API endpoints support pagination. This can be controlled at query time, using the following query parameters (supported in both GET and POST operations)

  • ?page=2: return the second page of results.
  • ?page_size=10: limit the number of results to 10 items.

Default page_size is controlled by the PAGE_SIZE environment variable, defaulted to 25.

The MAX_PAGE_SIZE environment variable can be used to set a limit on how many results to allow.

By default this is not set, allowing any page_size to be set.

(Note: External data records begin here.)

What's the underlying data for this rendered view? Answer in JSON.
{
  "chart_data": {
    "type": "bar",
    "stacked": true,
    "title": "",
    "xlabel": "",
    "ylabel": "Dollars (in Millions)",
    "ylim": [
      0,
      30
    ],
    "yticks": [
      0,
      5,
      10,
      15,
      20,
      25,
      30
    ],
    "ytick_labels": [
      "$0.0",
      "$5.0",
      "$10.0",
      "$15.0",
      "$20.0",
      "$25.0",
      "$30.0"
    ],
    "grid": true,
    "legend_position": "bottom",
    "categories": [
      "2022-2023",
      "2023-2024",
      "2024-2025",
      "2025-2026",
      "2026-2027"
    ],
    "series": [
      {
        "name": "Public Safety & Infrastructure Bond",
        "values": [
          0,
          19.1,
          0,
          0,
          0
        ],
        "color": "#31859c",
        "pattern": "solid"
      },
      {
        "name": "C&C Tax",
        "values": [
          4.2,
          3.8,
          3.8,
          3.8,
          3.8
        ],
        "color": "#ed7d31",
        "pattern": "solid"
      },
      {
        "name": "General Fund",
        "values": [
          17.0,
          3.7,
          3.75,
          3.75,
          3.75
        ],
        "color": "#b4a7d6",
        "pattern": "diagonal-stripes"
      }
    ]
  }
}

POSTing "raw" Indexable content

POST to /api/search/indexables

{
    "resource_id": "urn:foo:bar",
    "content_id": "https://example.org/foo/bar",
    "original_content": "<html>Whooo!</html>",
    "indexable": "Whooo!",
    "indexable_date_range_start": null,
    "indexable_date_range_end": null,
    "indexable_int": null,
    "indexable_float": null,
    "indexable_json": null,
    "selector": null,
    "type": "custom",
    "subtype": "custom1",
    "language_iso639_2": "eng",
    "language_iso639_1": "en",
    "language_display": "english",
    "language_pg": "english"
}

N.B. The following fields are compulsory:

  • resource_id : the identifier in madoc for the object this relates to
  • indexable: this is the text to be indexed by the fulltext search
  • original_content: this is whatever will get highlighted by the snipper API
  • type: e.g. custom
  • subtype: e.g. custom_subfield

N.B. the resource_id must exist and must be already in the search service.